O'SULLIVAN: A lot of people got kicked off the major social media platforms after January 6. Trump got kicked off, but I think what a lot of people don't realize is that a lot of his supporters got banned too because they were sharing election conspiracy theories or things like that.
We meet one of those people in the documentary, Joe Black, who said he got kicked off Facebook after he shared a meme about January 6.
(Note: Black says he felt isolated by not being able to do simple things like buy items on Facebook.)

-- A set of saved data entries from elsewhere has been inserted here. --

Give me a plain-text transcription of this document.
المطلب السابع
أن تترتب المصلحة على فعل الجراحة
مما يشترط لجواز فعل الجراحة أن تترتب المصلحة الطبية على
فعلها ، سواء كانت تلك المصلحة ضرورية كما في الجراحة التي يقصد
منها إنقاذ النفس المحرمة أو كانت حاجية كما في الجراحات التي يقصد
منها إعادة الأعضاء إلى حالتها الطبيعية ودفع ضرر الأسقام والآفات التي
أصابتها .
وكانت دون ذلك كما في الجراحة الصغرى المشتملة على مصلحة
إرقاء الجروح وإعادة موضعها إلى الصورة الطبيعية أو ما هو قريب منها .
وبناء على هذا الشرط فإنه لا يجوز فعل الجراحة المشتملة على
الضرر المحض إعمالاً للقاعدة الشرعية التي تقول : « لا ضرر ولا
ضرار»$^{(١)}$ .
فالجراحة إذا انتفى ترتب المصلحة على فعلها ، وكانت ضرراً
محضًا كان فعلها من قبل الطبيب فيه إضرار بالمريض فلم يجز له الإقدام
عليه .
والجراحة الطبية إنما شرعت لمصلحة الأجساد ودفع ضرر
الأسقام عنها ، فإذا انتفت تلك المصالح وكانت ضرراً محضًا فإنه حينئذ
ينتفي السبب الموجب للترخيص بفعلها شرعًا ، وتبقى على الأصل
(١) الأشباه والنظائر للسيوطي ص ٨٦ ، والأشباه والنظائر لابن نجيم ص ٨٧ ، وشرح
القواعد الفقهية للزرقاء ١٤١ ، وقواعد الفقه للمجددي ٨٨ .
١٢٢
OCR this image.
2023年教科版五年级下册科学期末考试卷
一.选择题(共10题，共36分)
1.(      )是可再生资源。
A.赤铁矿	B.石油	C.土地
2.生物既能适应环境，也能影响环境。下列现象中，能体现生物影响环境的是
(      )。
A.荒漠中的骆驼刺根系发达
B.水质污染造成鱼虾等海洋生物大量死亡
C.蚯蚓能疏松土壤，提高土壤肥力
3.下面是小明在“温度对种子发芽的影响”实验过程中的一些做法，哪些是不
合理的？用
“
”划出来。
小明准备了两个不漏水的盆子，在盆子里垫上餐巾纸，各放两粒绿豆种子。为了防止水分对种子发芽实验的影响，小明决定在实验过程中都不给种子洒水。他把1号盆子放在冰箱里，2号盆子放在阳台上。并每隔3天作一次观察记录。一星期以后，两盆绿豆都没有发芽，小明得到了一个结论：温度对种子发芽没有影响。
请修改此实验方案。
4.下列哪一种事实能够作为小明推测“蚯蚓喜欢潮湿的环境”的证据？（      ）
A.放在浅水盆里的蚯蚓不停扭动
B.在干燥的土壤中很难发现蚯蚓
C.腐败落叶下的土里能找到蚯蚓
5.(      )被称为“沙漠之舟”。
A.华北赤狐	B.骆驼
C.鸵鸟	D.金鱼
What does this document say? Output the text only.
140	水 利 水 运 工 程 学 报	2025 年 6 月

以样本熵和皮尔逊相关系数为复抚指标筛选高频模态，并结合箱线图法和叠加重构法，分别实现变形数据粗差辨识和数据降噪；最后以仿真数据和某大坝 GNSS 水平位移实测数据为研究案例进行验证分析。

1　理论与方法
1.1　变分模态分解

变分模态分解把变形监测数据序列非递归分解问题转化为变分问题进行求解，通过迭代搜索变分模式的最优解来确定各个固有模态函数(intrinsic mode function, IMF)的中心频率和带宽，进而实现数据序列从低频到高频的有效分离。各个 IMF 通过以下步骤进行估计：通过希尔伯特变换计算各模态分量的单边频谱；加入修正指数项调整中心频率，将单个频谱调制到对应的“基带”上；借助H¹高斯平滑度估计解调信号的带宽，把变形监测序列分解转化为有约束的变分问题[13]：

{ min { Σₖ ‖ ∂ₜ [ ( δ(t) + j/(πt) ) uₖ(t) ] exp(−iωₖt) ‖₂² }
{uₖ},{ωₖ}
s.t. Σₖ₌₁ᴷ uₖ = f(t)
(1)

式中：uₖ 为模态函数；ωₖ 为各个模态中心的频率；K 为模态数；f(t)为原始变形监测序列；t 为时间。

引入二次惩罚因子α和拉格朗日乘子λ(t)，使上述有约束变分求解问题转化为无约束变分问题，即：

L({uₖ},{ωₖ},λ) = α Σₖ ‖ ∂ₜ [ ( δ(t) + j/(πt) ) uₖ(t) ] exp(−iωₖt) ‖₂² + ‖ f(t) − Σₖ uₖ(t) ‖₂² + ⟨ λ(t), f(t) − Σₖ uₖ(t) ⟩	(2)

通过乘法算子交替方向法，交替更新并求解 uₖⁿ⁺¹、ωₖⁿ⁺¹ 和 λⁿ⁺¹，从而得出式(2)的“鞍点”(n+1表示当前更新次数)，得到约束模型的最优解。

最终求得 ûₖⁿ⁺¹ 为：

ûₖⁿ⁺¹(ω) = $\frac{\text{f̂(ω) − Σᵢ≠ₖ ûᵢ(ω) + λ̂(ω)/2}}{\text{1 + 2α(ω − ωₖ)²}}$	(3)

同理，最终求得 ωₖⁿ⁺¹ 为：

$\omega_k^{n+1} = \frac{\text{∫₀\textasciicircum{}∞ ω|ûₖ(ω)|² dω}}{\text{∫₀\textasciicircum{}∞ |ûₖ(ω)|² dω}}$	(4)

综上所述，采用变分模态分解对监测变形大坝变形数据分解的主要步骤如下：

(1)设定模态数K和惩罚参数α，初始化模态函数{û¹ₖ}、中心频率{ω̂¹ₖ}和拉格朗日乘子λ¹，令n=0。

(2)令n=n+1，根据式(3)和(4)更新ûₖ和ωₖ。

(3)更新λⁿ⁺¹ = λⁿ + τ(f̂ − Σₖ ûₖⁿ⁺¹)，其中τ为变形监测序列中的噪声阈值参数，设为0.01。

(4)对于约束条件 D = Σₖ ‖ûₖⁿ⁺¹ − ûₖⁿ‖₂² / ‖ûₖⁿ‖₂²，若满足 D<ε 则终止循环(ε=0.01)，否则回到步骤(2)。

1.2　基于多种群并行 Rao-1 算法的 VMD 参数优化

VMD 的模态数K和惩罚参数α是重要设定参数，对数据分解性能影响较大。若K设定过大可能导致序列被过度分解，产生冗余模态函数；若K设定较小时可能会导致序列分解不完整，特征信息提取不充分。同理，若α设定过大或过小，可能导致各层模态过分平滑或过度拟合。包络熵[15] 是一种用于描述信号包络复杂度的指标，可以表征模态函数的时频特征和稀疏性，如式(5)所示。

It has driven people into these darker corners of the internet that can be a lot more extreme and a lot more radicalizing. It's a dilemma, right? Because major social media platforms like Facebook have these rules. But what happens when you kick a lot of those people off is sometimes they go to platforms that are more extreme.
Obviously, Twitter, X, has changed a lot. (Note: Twitter has changed a lot since many of its moderation protections were ended after it was bought by Elon Musk.) But I think just overall, in 2016, all the guards were down when it came to social media. There were Russian trolls and everything else.
And then in 2020 there was a big crackdown from the social media platforms, which got a huge amount of blowback from conservatives. And now I feel like we're in a whole new landscape — it has totally changed again.
Hoping for a Trump pardon
WOLF: There's a woman you interview, Rachel Powell, a mother who's on her way to prison when you talk to her. Is she in prison now? Are you still in contact?
O'SULLIVAN: She is in prison. I actually received a letter from her this week from prison in West Virginia. She sent the letter, I think, more than a month ago. But it only arrived to me this week.
She's hanging on to that hope that if Trump gets reelected, she'll be pardoned. Obviously, there's a lot riding on this election for her. It's interesting, because obviously Trump has, particularly over the last few months, has really started spotlighting the people who had been prosecuted for January 6 and has very much been kind of portraying them as martyrs.
She's in prison. She's got a cellmate. But it doesn't seem like the belief in Trump or anything like that has waned in any way.